How can Social Security’s rules for the file-and-suspend strategy and “deemed” filing affect the benefits someone receives? Do most Americans know about these provisions?
The file-and-suspend strategy can be used by one spouse to help another spouse file exclusively for a spousal benefit once that other spouse reaches full retirement age. But it can also be used by workers to accrue delayed retirement credits while leaving open the option of taking one’s suspended benefits as a lump sum if there is a sudden need for a large infusion of cash. File-and-suspend is not the only way that a spouse can receive a full spousal benefit at full retirement age while letting his or her own retirement benefit continue to grow via the accumulation of delayed retirement credits. If one’s spouse has filed for, but not suspended his or her retirement benefit, one can collect a full spousal benefit at full retirement age. Also, divorced spouses can collect full divorcée spousal benefits starting at full retirement age without anyone having filed for and suspended a retirement benefit.

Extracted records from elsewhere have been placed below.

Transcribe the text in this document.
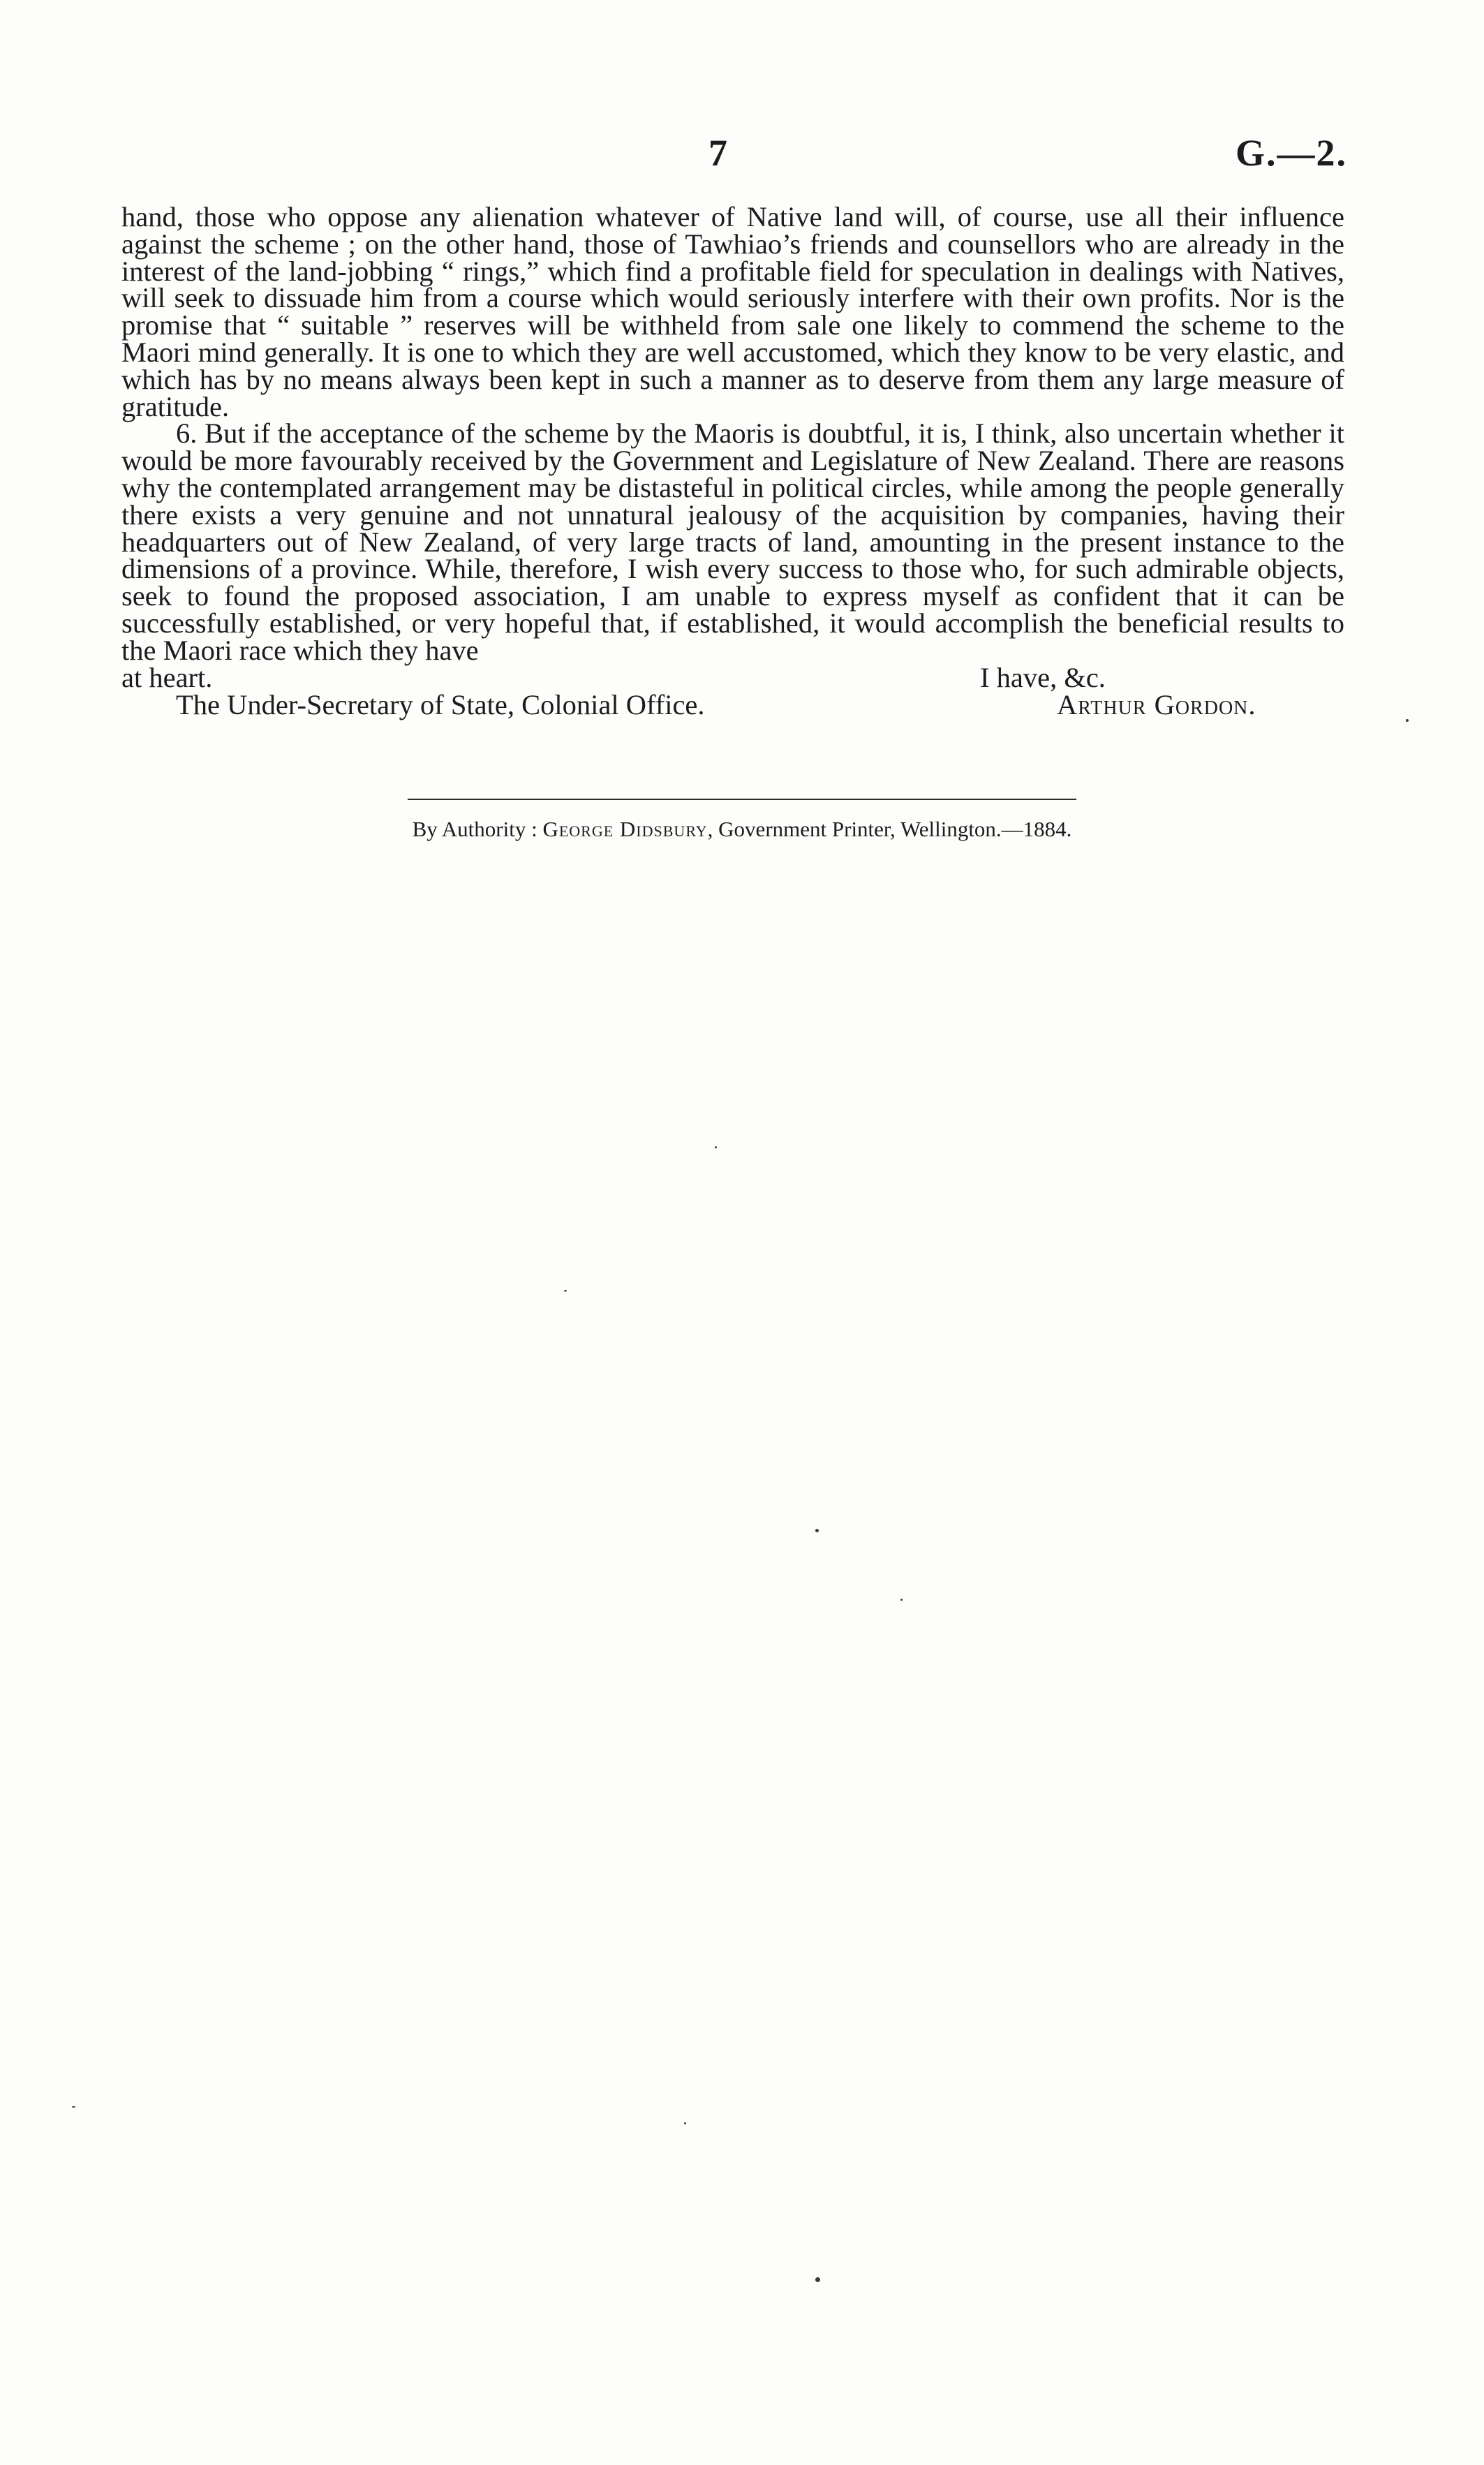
7	G.—2.

hand, those who oppose any alienation whatever of Native land will, of course, use all their influence against the scheme ; on the other hand, those of Tawhiao’s friends and counsellors who are already in the interest of the land-jobbing “ rings,” which find a profitable field for speculation in dealings with Natives, will seek to dissuade him from a course which would seriously interfere with their own profits. Nor is the promise that “ suitable ” reserves will be withheld from sale one likely to commend the scheme to the Maori mind generally. It is one to which they are well accustomed, which they know to be very elastic, and which has by no means always been kept in such a manner as to deserve from them any large measure of gratitude.

6. But if the acceptance of the scheme by the Maoris is doubtful, it is, I think, also uncertain whether it would be more favourably received by the Government and Legislature of New Zealand. There are reasons why the contemplated arrangement may be distasteful in political circles, while among the people generally there exists a very genuine and not unnatural jealousy of the acquisition by companies, having their headquarters out of New Zealand, of very large tracts of land, amounting in the present instance to the dimensions of a province. While, therefore, I wish every success to those who, for such admirable objects, seek to found the proposed association, I am unable to express myself as confident that it can be successfully established, or very hopeful that, if established, it would accomplish the beneficial results to the Maori race which they have

at heart.	I have, &c.
The Under-Secretary of State, Colonial Office.	Arthur Gordon.
By Authority : George Didsbury, Government Printer, Wellington.—1884.
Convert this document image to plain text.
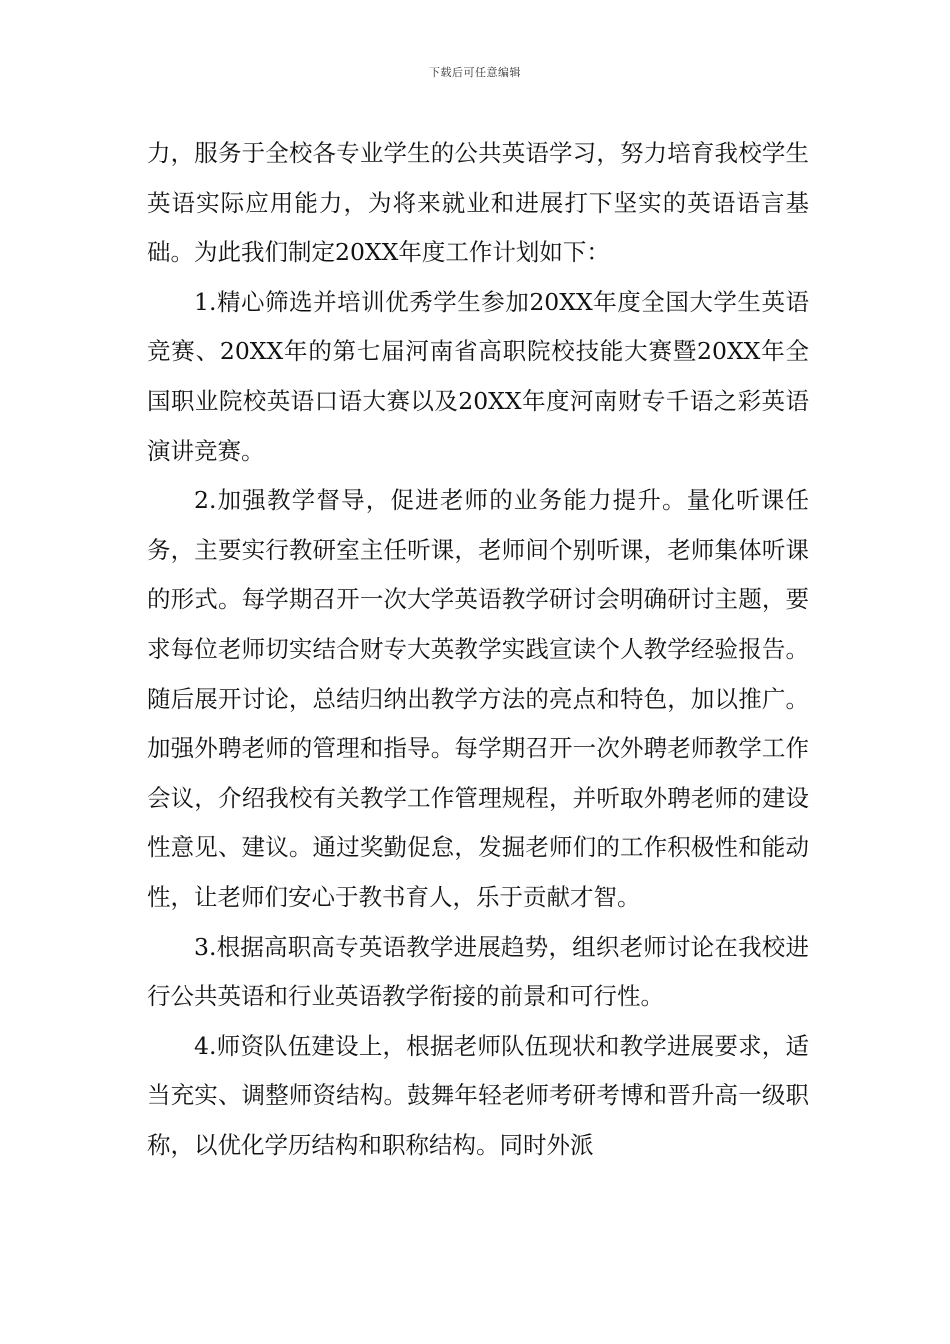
下载后可任意编辑

力，服务于全校各专业学生的公共英语学习，努力培育我校学生英语实际应用能力，为将来就业和进展打下坚实的英语语言基础。为此我们制定20XX年度工作计划如下：

1.精心筛选并培训优秀学生参加20XX年度全国大学生英语竞赛、20XX年的第七届河南省高职院校技能大赛暨20XX年全国职业院校英语口语大赛以及20XX年度河南财专千语之彩英语演讲竞赛。

2.加强教学督导，促进老师的业务能力提升。量化听课任务，主要实行教研室主任听课，老师间个别听课，老师集体听课的形式。每学期召开一次大学英语教学研讨会明确研讨主题，要求每位老师切实结合财专大英教学实践宣读个人教学经验报告。随后展开讨论，总结归纳出教学方法的亮点和特色，加以推广。加强外聘老师的管理和指导。每学期召开一次外聘老师教学工作会议，介绍我校有关教学工作管理规程，并听取外聘老师的建设性意见、建议。通过奖勤促怠，发掘老师们的工作积极性和能动性，让老师们安心于教书育人，乐于贡献才智。

3.根据高职高专英语教学进展趋势，组织老师讨论在我校进行公共英语和行业英语教学衔接的前景和可行性。

4.师资队伍建设上，根据老师队伍现状和教学进展要求，适当充实、调整师资结构。鼓舞年轻老师考研考博和晋升高一级职称，以优化学历结构和职称结构。同时外派
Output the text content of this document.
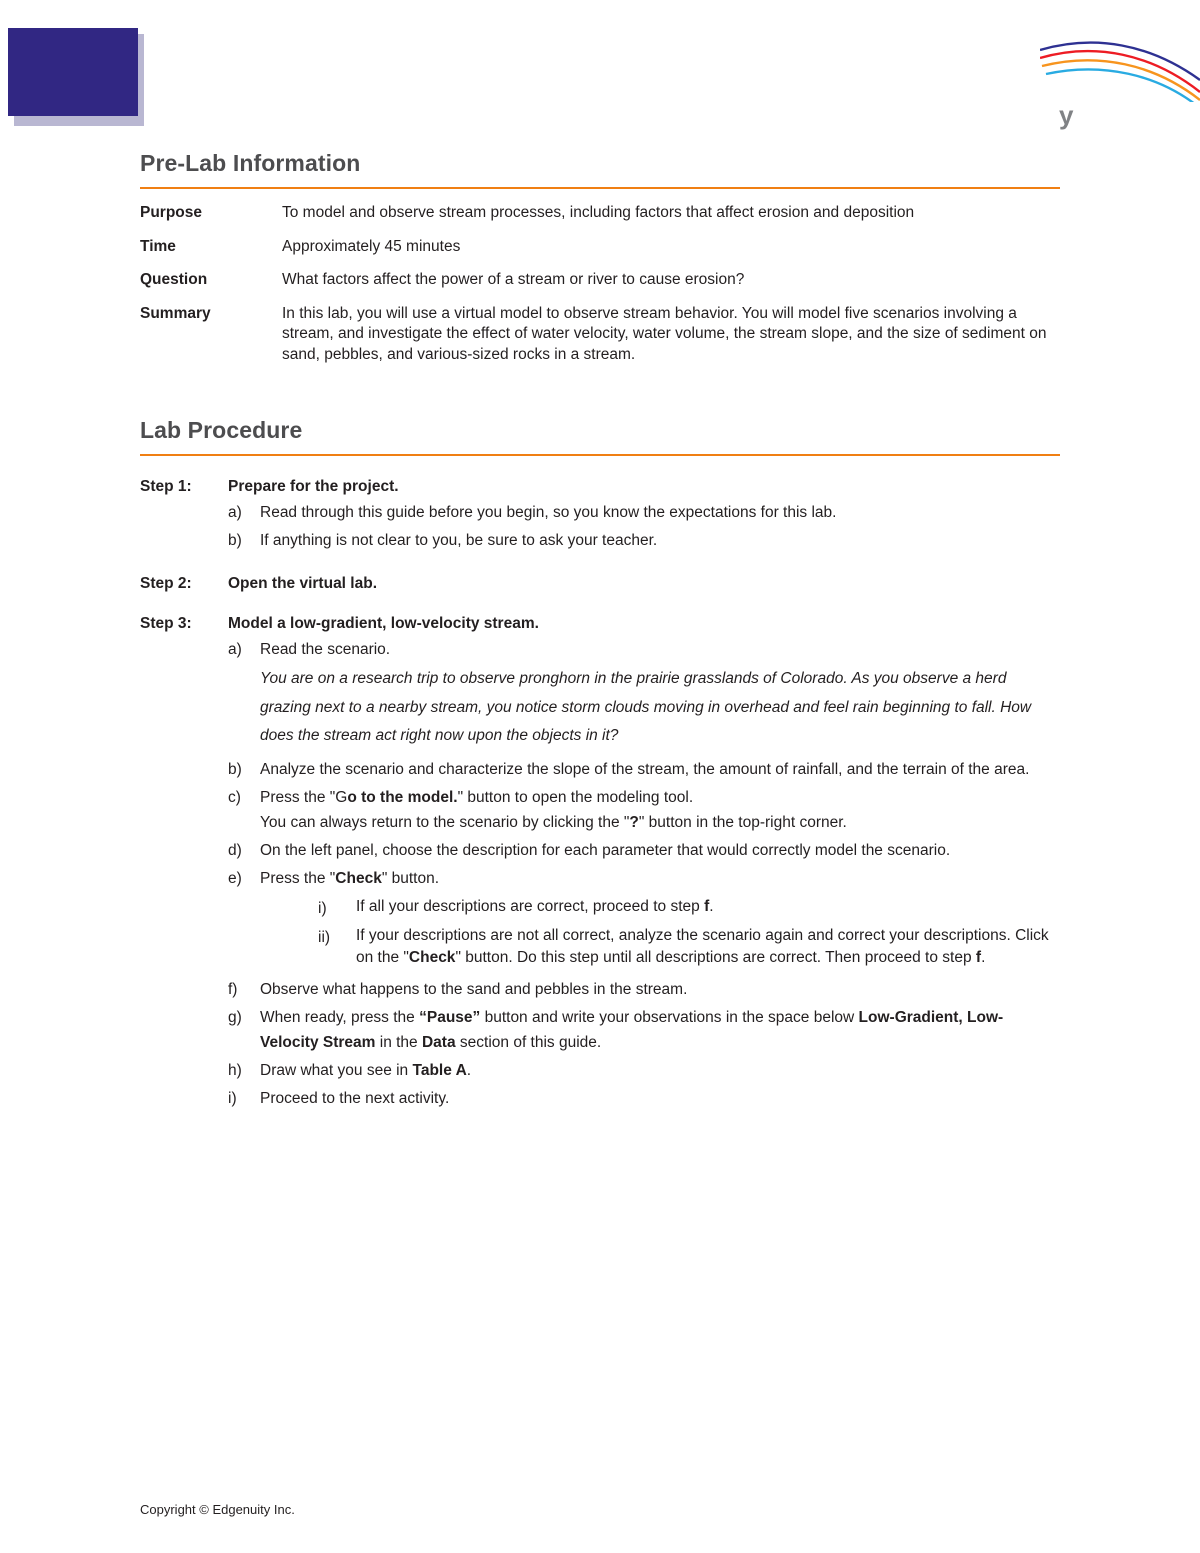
y
Pre-Lab Information
Purpose	To model and observe stream processes, including factors that affect erosion and deposition
Time	Approximately 45 minutes
Question	What factors affect the power of a stream or river to cause erosion?
Summary	In this lab, you will use a virtual model to observe stream behavior. You will model five scenarios involving a stream, and investigate the effect of water velocity, water volume, the stream slope, and the size of sediment on sand, pebbles, and various-sized rocks in a stream.
Lab Procedure
Step 1:	Prepare for the project.
a)	Read through this guide before you begin, so you know the expectations for this lab.
b)	If anything is not clear to you, be sure to ask your teacher.
Step 2:	Open the virtual lab.
Step 3:	Model a low-gradient, low-velocity stream.
a)	Read the scenario.
You are on a research trip to observe pronghorn in the prairie grasslands of Colorado. As you observe a herd grazing next to a nearby stream, you notice storm clouds moving in overhead and feel rain beginning to fall. How does the stream act right now upon the objects in it?
b)	Analyze the scenario and characterize the slope of the stream, the amount of rainfall, and the terrain of the area.
c)	Press the "Go to the model." button to open the modeling tool.
You can always return to the scenario by clicking the "?" button in the top-right corner.
d)	On the left panel, choose the description for each parameter that would correctly model the scenario.
e)	Press the "Check" button.
i)	If all your descriptions are correct, proceed to step f.
ii)	If your descriptions are not all correct, analyze the scenario again and correct your descriptions. Click on the "Check" button. Do this step until all descriptions are correct. Then proceed to step f.
f)	Observe what happens to the sand and pebbles in the stream.
g)	When ready, press the “Pause” button and write your observations in the space below Low-Gradient, Low-Velocity Stream in the Data section of this guide.
h)	Draw what you see in Table A.
i)	Proceed to the next activity.
Copyright © Edgenuity Inc.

“Deemed” filing can force spouses and divorced spouses to file for their spousal benefits early if they file for their retirement benefits early and force them to file for their retirement benefit early if they file for their spousal benefit early. This provision keeps people who file early from being able to collect one benefit first while letting the other benefit grow.
Most people appear not to know about these and many other Social Security provisions. But those that do are not necessarily taking advantage of the system. One can argue that all the benefits that people can collect based on their own and their current and former spouses’ contributions to the system were fully paid for by those contributions. In this case, the injustice is not in people claiming all their benefits, but rather in many people not knowing enough about the system to ensure that they get back what they paid for.
What are common questions workers ask when trying to decide when to apply for benefits?
It’s common for workers to ask no questions at all. Instead, they figure out when is the earliest date they can take their retirement benefit and apply at that date. They appear to have little or no idea about their eligibility for spousal, widow(er), divorcée spousal and divorced widow(er) benefits, little or no idea about deeming provisions, little or no idea about delayed retirement credits, file-and-suspend options, start-stop-start strategies, family benefit maximums, the adjustment of the reduction factor, which can mitigate the earnings test, and the list goes on.
Should we eliminate the option to file and suspend?
Social Security is such a maze of provisions that it is very difficult to claim that one option, like “file and suspend,” is either fair or unfair. It certainly benefits certain households. But those households that benefit can, as indicated above, be viewed simply as being given the same benefit collection opportunities as other households who don’t need to use file and suspend to, for example, get a full spousal benefit or provide their spouse with a full spousal benefit.
Certainly, restricting “file and suspend” for high-income households, as President Obama proposed in his budget, will save the system money. But the system is so broke and so poorly structured that only a truly radical reform will cure what really ails it.
Should we eliminate deeming?
Deeming is a particularly nasty gotcha that differentially harms lower-earning households that can’t afford to wait until full retirement age to collect a full spousal benefit while letting their own retirement benefit accrue delayed retirement credits. Presumably those who thought up deeming had their reasons. But at least to me, deeming is just another crazy Social Security provision that traps unsuspecting workers like Donna and makes the system complex beyond any reasonable person’s belief.